Cornucopia – September 2005 Parallel Universe By Andrew Finkel (Reviewed in Cornucopia No 34) The Saint of Incipient Insanities by Elif Shafak, Farrar, Straus and Giroux, 368 pages.
The Saint of Incipient Insanities confirms Elif Shafak’s membership of a new wave of Turkish literary and artistic figures who travel unencumbered across cultural boundaries. It is her fifth novel, her second to appear in English but the first to be written in English, having made its perverse way to the Turkish bestseller list in Turkish translation.
The Saint of Incipient Insanities is set in its own peculiar universe without frontiers, that of the international student flat-share in Boston where three postgraduates, from Turkey, Morocco and Spain, try (and mostly fail) to make sense of love and life as they quest for the grail of a doctoral degree. Just as the “world” in “world music” is more than the sum of it constituent nationalities, the world of international studentdom is an alternative reality, and Shafak speaks its lingua franca of exile and hope and of no longer being able to explain who you are. The Turkish retranslation of the title is the much simpler Araf, which means purgatory or “the land in between”.
Shafak’s first novel translated into English is The Flea Palace, a picaresque journey through modern Turkey told through the interconnecting stories of the residents of a down-on-its luck apartment block in Istanbul. The Saint has no such obvious conceit on which to turn and is a book crowded with incident rather than one momentous plot. In a less structurally formal way than with The Flea Palace, Shafak turns to each of her cast of characters, gently picks them up, dusts them off and sets them down again. She has no villains and she displays enough sympathy for her cast to leave at least some of their mysteries intact. The stories are by turns funny and bleak, like an episode of Friends written by Jean-Paul Sartre.
Every now and then we feel she is winding up the plot for a major set piece, but Shafak always steps back. She tells her stories quickly and with the skill to introduce farce when we are expecting the worst, and poignancy when we ache for comic relief. If the book has a protagonist, it is the Turkish political scientist Omer Sipahioglu, whose first act of surrender in America, like Shafak (Þafak) herself, is abandoning the diacritical marks in the spelling of his name (Ömer Sipahio€lu). He tries to give up his drunken philandering as he loses his heart to an American woman. We are first introduced to her as Gail, but it turns out this is just one of her many guises. Even more than Omer and his flatmates, with their odd-coloured passports, she is the professional outsider, not just in her own country but in her own body, being unable to hold onto her own name, her sexual inclination or her desire to go on living for very long. She runs through a host of self-deceptions until there is nothing left to deceive.

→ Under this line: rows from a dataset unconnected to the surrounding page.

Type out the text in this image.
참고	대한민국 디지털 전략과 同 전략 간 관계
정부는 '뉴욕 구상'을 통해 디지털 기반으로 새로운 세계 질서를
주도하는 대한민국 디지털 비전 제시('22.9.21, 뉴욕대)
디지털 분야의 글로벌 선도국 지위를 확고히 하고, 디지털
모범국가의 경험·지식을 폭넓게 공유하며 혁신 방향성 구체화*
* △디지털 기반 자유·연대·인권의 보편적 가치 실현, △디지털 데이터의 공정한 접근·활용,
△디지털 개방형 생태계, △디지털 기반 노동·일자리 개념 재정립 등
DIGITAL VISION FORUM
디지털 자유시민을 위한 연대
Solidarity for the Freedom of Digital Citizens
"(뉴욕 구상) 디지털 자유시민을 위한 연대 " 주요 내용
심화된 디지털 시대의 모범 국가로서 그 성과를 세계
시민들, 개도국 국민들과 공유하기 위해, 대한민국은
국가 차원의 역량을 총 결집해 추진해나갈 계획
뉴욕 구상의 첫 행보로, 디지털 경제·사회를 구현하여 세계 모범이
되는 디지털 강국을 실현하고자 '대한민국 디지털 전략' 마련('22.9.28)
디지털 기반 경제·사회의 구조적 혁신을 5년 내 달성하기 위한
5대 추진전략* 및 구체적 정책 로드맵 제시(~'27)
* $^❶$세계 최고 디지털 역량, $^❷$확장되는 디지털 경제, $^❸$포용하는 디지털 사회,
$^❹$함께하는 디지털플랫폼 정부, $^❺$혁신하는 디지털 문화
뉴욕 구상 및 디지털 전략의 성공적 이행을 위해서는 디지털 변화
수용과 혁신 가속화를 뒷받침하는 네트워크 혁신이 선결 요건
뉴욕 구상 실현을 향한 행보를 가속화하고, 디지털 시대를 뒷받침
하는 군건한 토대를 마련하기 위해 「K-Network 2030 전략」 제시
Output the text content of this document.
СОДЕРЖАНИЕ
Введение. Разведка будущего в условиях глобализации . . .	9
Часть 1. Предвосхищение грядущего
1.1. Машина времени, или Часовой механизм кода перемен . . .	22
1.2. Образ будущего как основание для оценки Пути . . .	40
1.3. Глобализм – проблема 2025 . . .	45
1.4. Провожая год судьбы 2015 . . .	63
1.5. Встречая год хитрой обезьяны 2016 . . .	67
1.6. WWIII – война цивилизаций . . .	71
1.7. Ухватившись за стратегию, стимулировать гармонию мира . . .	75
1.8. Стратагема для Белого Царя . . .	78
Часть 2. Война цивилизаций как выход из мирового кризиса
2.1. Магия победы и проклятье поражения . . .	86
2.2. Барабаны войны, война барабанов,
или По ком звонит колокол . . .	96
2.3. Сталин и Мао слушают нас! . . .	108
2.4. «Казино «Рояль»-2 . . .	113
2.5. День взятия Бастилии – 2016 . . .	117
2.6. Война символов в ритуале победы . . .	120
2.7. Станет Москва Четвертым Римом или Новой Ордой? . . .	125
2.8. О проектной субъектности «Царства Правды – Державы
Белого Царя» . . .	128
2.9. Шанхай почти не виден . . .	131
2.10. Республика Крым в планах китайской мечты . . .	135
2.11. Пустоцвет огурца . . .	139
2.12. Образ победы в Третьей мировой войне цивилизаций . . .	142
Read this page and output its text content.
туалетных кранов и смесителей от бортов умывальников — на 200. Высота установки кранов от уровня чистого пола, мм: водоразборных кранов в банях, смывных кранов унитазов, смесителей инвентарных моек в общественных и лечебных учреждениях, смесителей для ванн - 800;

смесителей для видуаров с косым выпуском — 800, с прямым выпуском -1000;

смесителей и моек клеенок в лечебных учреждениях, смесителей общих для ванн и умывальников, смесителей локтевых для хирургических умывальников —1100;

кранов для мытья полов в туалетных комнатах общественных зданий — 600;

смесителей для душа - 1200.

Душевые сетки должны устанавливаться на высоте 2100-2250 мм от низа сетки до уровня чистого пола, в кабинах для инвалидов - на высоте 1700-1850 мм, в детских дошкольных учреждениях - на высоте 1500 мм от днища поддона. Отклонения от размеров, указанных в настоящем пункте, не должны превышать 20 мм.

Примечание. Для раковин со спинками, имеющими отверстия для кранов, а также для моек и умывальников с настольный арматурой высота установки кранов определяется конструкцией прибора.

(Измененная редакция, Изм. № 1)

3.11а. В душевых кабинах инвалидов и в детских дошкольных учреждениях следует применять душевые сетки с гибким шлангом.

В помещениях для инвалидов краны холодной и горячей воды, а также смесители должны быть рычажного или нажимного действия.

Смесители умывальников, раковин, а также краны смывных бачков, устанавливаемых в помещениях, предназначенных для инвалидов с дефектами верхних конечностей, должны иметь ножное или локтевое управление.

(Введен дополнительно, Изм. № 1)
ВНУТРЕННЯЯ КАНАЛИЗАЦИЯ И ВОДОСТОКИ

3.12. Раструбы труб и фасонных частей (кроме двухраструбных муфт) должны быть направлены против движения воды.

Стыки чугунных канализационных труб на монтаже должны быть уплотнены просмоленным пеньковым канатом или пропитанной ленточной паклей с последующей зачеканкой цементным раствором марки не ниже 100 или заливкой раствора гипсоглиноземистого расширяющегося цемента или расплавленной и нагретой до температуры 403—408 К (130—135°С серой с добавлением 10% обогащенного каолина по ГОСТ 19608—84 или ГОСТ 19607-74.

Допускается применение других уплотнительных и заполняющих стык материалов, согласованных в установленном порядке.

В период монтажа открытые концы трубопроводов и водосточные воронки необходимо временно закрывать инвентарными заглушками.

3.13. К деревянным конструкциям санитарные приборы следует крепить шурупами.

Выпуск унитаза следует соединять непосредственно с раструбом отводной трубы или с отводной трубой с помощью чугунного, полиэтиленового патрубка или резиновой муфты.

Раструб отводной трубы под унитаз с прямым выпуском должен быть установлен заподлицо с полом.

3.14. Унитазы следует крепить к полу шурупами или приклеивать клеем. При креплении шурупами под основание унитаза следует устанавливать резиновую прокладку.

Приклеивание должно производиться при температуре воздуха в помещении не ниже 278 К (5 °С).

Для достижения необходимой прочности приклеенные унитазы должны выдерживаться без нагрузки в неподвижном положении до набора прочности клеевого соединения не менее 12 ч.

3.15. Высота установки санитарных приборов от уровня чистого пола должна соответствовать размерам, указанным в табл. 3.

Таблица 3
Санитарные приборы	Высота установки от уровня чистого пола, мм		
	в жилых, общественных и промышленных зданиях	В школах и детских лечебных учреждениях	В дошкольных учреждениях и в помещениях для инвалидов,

It is not just a ferocious competence in a language that is not her native tongue that makes it difficult to pin a national identity on Shafak. She deliberately refuses to pander to any expectation of what a female Turkish author should be about. She teases those expectations with her insider’s ear for the idiom of Boston’s counter-cultural streets, then becomes the outsider to rail against everyday absurdities or to turn up the volume into a comic rant at, for example, the faux-lyrical descriptions of colours on a paint chart. She is at her best, however, when displaying the old-fashioned, Trollope-like virtue of stripping away pretensions.
If I speak of Shafak as being part of a “school”, it is a loose association of those whose Turkishness is not incidental to who they are but who feel no pressure to represent that Turkishness abroad or to slot it into a foreign idiom. By the same token they are not cultural missionaries importing the newest artistic creed to the folks back home. There are comparisons to be made between Shafak’s odd couple in The Saint of Incipient Insanities and the punk lovers in director Fatih Akõn’s film Gegen die Wand (Head On).
A journey to Istanbul plays a role in the dénouement of both works. For Gail it is the true abroad from which there can be no return; for Akõn’s star-crossed Cahit and Sibel it is the last chance to come home. Akõn’s story is sadder, his characters desperate and violent, miserable when they learn to be articulate. Shafak’s characters are wise, pampered and epigrammatic. Yet hers is the more disturbing tale.
Another common denominator of this new Turkish wave is that it is not obsessed with exile and return. It is the difference between Gastarbeitung and transhumance. Shafak’s voice is not that of a previous generation in search of its own identity but of one trying to cope with the realisation that it may never find it and learning to embrace the road.